I am still slowly working my way through Deleuze's book on Francis Bacon, the Logic of Sensation. It is quite superb. In fact I think the most effective (solo) book by Deleuze. If I had more time I would blog extensively about it. When I move to Kenilworth I will have more time, and hopefully might even finish reading it (and the 5 other books i'm in the middle of). Anyway, all i want to say for now is that it's a great primer for looking at any paintings, for example, this helps me to see why Miro is so special:

…there is a special relationship between painting and hysteria. It is very simple. Painting directly attempts to release the presences beneath representation, beyond representation. The colour system itself is a system of direct action on the nervous system. This is not a hysteria of the painter, but a hysteria of painting.

Miro's Chaosmosis, Guattari's Art

Last weekend Emma and I bought a Fundació Miró print of Pintura. This is to go in our bedroom at the new house in Kenilworth. Looking at it reminded me of something that I wrote just after visiting the Fundació, an interesting coincidence of reading a book on Miro and Guattari's Chaosmosis. I've rescued the text from my old MT blog and repeated it below…

Andre Breton on Miro's Constellations: "They belong together and differ from one another like the aromatic or cyclic series of elements in chemistry. If one considers them both in their development and as a whole, each of them assumes necessity and value like a constituent in a mathematical series. And finally, they give the word 'series' that special meaning by their uninterupted and exemplary sequence." Miro by Janis Mink, Taschen 2000.

Felix Guattari on the Production of Subjectivity: "In this conception of analysis, time is not something to be endured; it is activated, oriented, the object of qualitative change…A singualrity, a rupture of sense, a cut, a fragmentation, the detachment of a semiotic content – in a dadaist or surrealist manner – can originate mutant nuclei of subjectivation. Just as chemistry has to purify complex mixtures to extract atomic and homogeneous molecular matter, thus creating an infinite scale of chemical entities that have no prior existence, the same is true in the 'extraction' and 'seperation' of aesthetic subjectivities or partial objects…that make an immense complexification of subjectivity possibile – harmonies, polyphonies, counterpoints, rhythms and existential orchestrations, until know unheard and unknown." Chaosmosis (page 19)

Miro described how he would evolve the elements of his works from partial objects viewed while staring at the ceiling above his bed.

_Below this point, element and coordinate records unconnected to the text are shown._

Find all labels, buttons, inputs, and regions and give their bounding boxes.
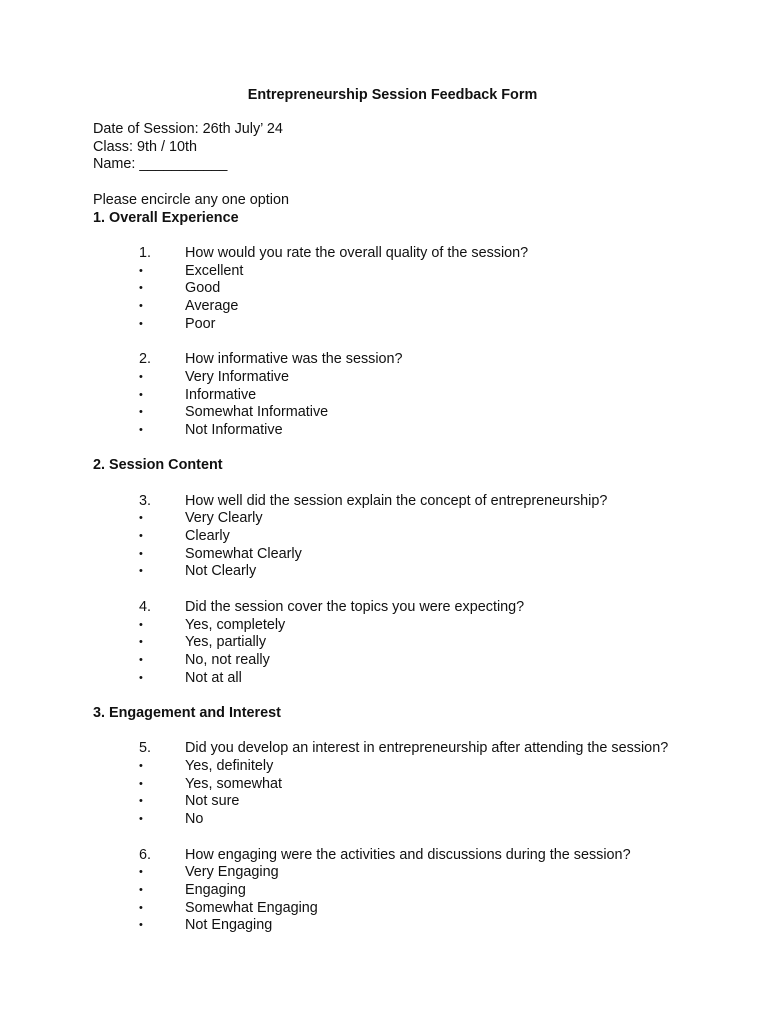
answer-option[interactable] bbox=[93, 652, 733, 670]
option-label: Very Engaging bbox=[185, 864, 279, 881]
option-label: Good bbox=[185, 280, 221, 297]
question-number: 2. bbox=[139, 351, 152, 368]
answer-option[interactable] bbox=[93, 811, 733, 829]
option-label: Average bbox=[185, 298, 239, 315]
instruction-text: Please encircle any one option bbox=[93, 192, 290, 208]
option-label: Not at all bbox=[185, 669, 242, 686]
session-details bbox=[93, 121, 283, 174]
session-class: Class: 9th / 10th bbox=[93, 138, 197, 155]
answer-option[interactable] bbox=[93, 900, 733, 918]
bullet-icon: • bbox=[139, 795, 143, 808]
option-label: Excellent bbox=[185, 262, 244, 279]
question-text: Did the session cover the topics you were expecting? bbox=[185, 598, 525, 615]
question-row bbox=[93, 493, 733, 511]
option-label: Not Informative bbox=[185, 421, 283, 438]
answer-option[interactable] bbox=[93, 634, 733, 652]
answer-option[interactable] bbox=[93, 298, 733, 316]
question-block bbox=[93, 351, 733, 439]
bullet-icon: • bbox=[139, 547, 143, 560]
student-name-field: Name: ___________ bbox=[93, 156, 228, 173]
bullet-icon: • bbox=[139, 901, 143, 914]
answer-option[interactable] bbox=[93, 316, 733, 334]
section-heading: 2. Session Content bbox=[93, 457, 223, 474]
section-heading: 3. Engagement and Interest bbox=[93, 704, 281, 721]
answer-option[interactable] bbox=[93, 546, 733, 564]
option-label: Informative bbox=[185, 386, 257, 403]
bullet-icon: • bbox=[139, 370, 143, 383]
form-content bbox=[93, 192, 733, 935]
option-label: Somewhat Informative bbox=[185, 404, 329, 421]
answer-option[interactable] bbox=[93, 404, 733, 422]
question-row bbox=[93, 599, 733, 617]
question-row bbox=[93, 245, 733, 263]
answer-option[interactable] bbox=[93, 387, 733, 405]
question-text: How would you rate the overall quality of the session? bbox=[185, 245, 529, 262]
bullet-icon: • bbox=[139, 883, 143, 896]
bullet-icon: • bbox=[139, 300, 143, 313]
answer-option[interactable] bbox=[93, 793, 733, 811]
bullet-icon: • bbox=[139, 866, 143, 879]
option-label: Yes, partially bbox=[185, 634, 267, 651]
question-block bbox=[93, 493, 733, 581]
bullet-icon: • bbox=[139, 317, 143, 330]
bullet-icon: • bbox=[139, 406, 143, 419]
bullet-icon: • bbox=[139, 565, 143, 578]
bullet-icon: • bbox=[139, 636, 143, 649]
question-number: 4. bbox=[139, 598, 152, 615]
bullet-icon: • bbox=[139, 512, 143, 525]
bullet-icon: • bbox=[139, 388, 143, 401]
answer-option[interactable] bbox=[93, 369, 733, 387]
option-label: Poor bbox=[185, 315, 216, 332]
question-row bbox=[93, 351, 733, 369]
option-label: Yes, completely bbox=[185, 616, 286, 633]
answer-option[interactable] bbox=[93, 882, 733, 900]
answer-option[interactable] bbox=[93, 280, 733, 298]
bullet-icon: • bbox=[139, 919, 143, 932]
question-row bbox=[93, 740, 733, 758]
question-block bbox=[93, 599, 733, 687]
answer-option[interactable] bbox=[93, 776, 733, 794]
bullet-icon: • bbox=[139, 777, 143, 790]
bullet-icon: • bbox=[139, 618, 143, 631]
option-label: Clearly bbox=[185, 528, 230, 545]
question-number: 5. bbox=[139, 740, 152, 757]
option-label: Not Engaging bbox=[185, 917, 273, 934]
option-label: Yes, definitely bbox=[185, 758, 274, 775]
option-label: Very Clearly bbox=[185, 510, 263, 527]
answer-option[interactable] bbox=[93, 758, 733, 776]
answer-option[interactable] bbox=[93, 617, 733, 635]
answer-option[interactable] bbox=[93, 563, 733, 581]
question-text: How informative was the session? bbox=[185, 351, 403, 368]
answer-option[interactable] bbox=[93, 917, 733, 935]
bullet-icon: • bbox=[139, 423, 143, 436]
question-text: How well did the session explain the concept of entrepreneurship? bbox=[185, 492, 608, 509]
option-label: No bbox=[185, 811, 204, 828]
question-text: Did you develop an interest in entrepreneurship after attending the session? bbox=[185, 740, 669, 757]
question-number: 3. bbox=[139, 492, 152, 509]
answer-option[interactable] bbox=[93, 864, 733, 882]
question-block bbox=[93, 740, 733, 828]
session-date: Date of Session: 26th July’ 24 bbox=[93, 121, 283, 137]
bullet-icon: • bbox=[139, 282, 143, 295]
answer-option[interactable] bbox=[93, 422, 733, 440]
option-label: Not Clearly bbox=[185, 563, 257, 580]
option-label: Yes, somewhat bbox=[185, 775, 283, 792]
question-block bbox=[93, 245, 733, 333]
bullet-icon: • bbox=[139, 813, 143, 826]
question-block bbox=[93, 847, 733, 935]
question-number: 1. bbox=[139, 245, 152, 262]
answer-option[interactable] bbox=[93, 510, 733, 528]
bullet-icon: • bbox=[139, 264, 143, 277]
question-text: How engaging were the activities and discussions during the session? bbox=[185, 846, 631, 863]
answer-option[interactable] bbox=[93, 670, 733, 688]
section-heading: 1. Overall Experience bbox=[93, 209, 239, 226]
bullet-icon: • bbox=[139, 653, 143, 666]
option-label: Not sure bbox=[185, 793, 240, 810]
bullet-icon: • bbox=[139, 671, 143, 684]
question-number: 6. bbox=[139, 846, 152, 863]
answer-option[interactable] bbox=[93, 528, 733, 546]
answer-option[interactable] bbox=[93, 263, 733, 281]
form-title: Entrepreneurship Session Feedback Form bbox=[247, 87, 538, 103]
bullet-icon: • bbox=[139, 530, 143, 543]
option-label: Somewhat Clearly bbox=[185, 545, 302, 562]
option-label: Engaging bbox=[185, 881, 246, 898]
option-label: Somewhat Engaging bbox=[185, 899, 318, 916]
question-row bbox=[93, 847, 733, 865]
option-label: No, not really bbox=[185, 651, 270, 668]
option-label: Very Informative bbox=[185, 368, 289, 385]
bullet-icon: • bbox=[139, 760, 143, 773]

He worked these partial objects into existential orchestrations relative to each other, generating a "necessity" (in the Kantian sense) to their being produced. Guattari takes the Bergsonian interpretation of Kant in seeing subjectivity as enduring or being subject to necessities (refrains or exemplary sequences). But like Miro he knows that these necessities are not given, they are produced through knowable mechanisms (time is activated) – and if they can be known, then they can be chosen, so he has the possibility of an ethico–aesthetic paradigm.